×
×
☰ MENU

In onda da 50 anni Puntata speciale di Parma Europa

«Buon compleanno Radio Parma: resta sempre libera»

I saluti di vip, artisti, cantanti e speaker. Linus: «Radio locali, fucine di giovani talenti»

12 Febbraio 2025, 11:49

È stata ed è molto di più di una radio. È identità, scoperta, quotidianità. Nel suo dna scorre il furore della libertà, la dolcezza del la familiarità, la professionalità dell'informazione, la profondità della musica. «Un mondo tutto nuovo che ha rivoluzionato la comunicazione». Così è stata definita Radio Parma ieri durante la puntata speciale di Parma Europa, su 12 Tv Parma, in occasione dei 50 anni dell'emittente parmigiana: la prima radio libera in Italia.

Un traguardo importante «festeggiato» negli studi di Tv Parma dal direttore Pietro Adrasto Ferraguti, Alberto Rugolotto in collegamento da Radio Parma e una schiera di «amici» infinita: speaker di oggi e domani, giornalisti, vip, artisti, cantanti. In studio anche il primo trasmettitore di Radio Parma: l'oggetto che rappresenta la nascita dell'emittente. Così è più facile rievocare il passato: nel 1975 l’inizio delle trasmissioni in quello che fu un vero e proprio azzardo. A quei tempi la Rai agiva nell’ambito di un rigido regime di monopolio e ogni altra iniziativa radiotelevisiva non era contemplata dalla legge. Ma quei pionieri di allora ci riuscirono. Da lì in poi le cosiddette «radio libere» spuntarono dovunque in tutta Italia in un crescendo di impegno e di entusiasmo e anno dopo anno, non senza fatica, quelle antenne semiclandestine ottennero la piena legittimazione fino ad arrivare ai giorni nostri.

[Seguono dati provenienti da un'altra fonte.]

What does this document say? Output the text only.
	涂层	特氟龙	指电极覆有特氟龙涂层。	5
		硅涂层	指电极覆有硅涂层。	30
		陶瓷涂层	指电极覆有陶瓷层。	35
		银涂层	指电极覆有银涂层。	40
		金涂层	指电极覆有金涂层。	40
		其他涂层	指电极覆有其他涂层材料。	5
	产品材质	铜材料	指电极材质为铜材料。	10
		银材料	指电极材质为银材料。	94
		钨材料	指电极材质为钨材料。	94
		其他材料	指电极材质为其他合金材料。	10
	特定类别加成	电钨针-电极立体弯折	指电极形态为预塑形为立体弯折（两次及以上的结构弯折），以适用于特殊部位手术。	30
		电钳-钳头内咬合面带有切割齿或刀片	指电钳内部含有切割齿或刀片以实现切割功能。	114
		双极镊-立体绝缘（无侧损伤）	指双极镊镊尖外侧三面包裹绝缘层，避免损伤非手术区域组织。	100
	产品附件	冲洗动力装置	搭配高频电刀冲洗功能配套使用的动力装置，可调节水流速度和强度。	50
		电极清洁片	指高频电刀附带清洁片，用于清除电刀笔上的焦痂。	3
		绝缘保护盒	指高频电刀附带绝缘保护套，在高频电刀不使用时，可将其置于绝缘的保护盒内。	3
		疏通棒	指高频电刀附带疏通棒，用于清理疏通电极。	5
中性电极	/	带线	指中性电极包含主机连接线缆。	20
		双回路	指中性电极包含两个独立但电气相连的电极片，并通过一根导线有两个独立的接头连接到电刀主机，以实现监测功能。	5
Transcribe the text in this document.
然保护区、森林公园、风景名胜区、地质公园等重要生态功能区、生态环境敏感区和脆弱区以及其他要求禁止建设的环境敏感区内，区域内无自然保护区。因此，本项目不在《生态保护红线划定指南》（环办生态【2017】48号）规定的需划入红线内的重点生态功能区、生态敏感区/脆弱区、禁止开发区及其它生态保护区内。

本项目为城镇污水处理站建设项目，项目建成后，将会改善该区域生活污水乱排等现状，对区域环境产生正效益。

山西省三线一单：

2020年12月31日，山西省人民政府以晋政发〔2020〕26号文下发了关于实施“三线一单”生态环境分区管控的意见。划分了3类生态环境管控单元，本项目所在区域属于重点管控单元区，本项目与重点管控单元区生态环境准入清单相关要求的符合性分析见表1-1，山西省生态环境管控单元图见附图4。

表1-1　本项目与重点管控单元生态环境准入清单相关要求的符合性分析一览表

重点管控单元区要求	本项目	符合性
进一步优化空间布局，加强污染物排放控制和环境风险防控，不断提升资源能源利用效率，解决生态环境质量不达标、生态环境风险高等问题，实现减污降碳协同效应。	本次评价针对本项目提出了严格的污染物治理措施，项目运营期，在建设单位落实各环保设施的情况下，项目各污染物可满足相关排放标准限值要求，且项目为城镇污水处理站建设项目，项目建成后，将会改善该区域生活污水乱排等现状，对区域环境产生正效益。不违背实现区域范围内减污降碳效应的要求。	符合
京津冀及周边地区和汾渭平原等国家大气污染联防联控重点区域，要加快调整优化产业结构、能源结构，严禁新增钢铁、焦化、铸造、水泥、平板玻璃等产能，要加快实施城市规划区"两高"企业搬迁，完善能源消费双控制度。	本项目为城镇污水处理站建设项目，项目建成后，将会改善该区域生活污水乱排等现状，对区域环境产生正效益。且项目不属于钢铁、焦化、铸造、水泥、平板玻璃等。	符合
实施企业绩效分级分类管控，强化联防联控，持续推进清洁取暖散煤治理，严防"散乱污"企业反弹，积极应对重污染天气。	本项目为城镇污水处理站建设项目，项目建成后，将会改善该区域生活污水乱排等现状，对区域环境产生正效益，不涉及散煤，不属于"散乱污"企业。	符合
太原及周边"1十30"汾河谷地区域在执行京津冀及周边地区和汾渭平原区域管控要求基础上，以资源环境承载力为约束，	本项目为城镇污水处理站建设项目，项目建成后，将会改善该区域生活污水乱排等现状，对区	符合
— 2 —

Per riavvolgere il nastro della storia di Radio Parma, un piccolo reportage degli anni '80, fuori campo la voce di un giovanissimo Mauro Coruzzi, in arte Platinette che racconta i messaggi, le dediche d'amore, le riflessioni dei «teenager dell'epoca». In sottofondo una hit degli Equipe 84. In studio, la storia speaker Anna Maria Bianchi, Claudia Magnani. Ma anche Pia Russo: «Noi non eravamo professioniste, ma ragazze giovani con tanta voglia di fare, ci inventavamo tante cose - dice -. Avevamo sdoganato molte cose, distaccandoci dalla serietà». Ecco, allora, che una canzone veniva «lanciata» anche così: «Signora Mariuccia, oggi li fa i tortellini?», proponendo un linguaggio diretto, amichevole. Uno spartiacque nel mondo della comunicazione. I giovani speaker si davano il cambio al microfono e al mixer: «Quando iniziato era giovanissimo, con tanta voglia di vita e comunicare - racconta Andrea Gatti, inconfondibile voce dell'emittente -. La Radio deve rimanere radio, la magia e l'atmosfera deve rimanere tale». La forza di Radio Parma? Non ha dubbi Gatti: «La sua capacità di rimanere sul locale, in sinergia con il quotidiano».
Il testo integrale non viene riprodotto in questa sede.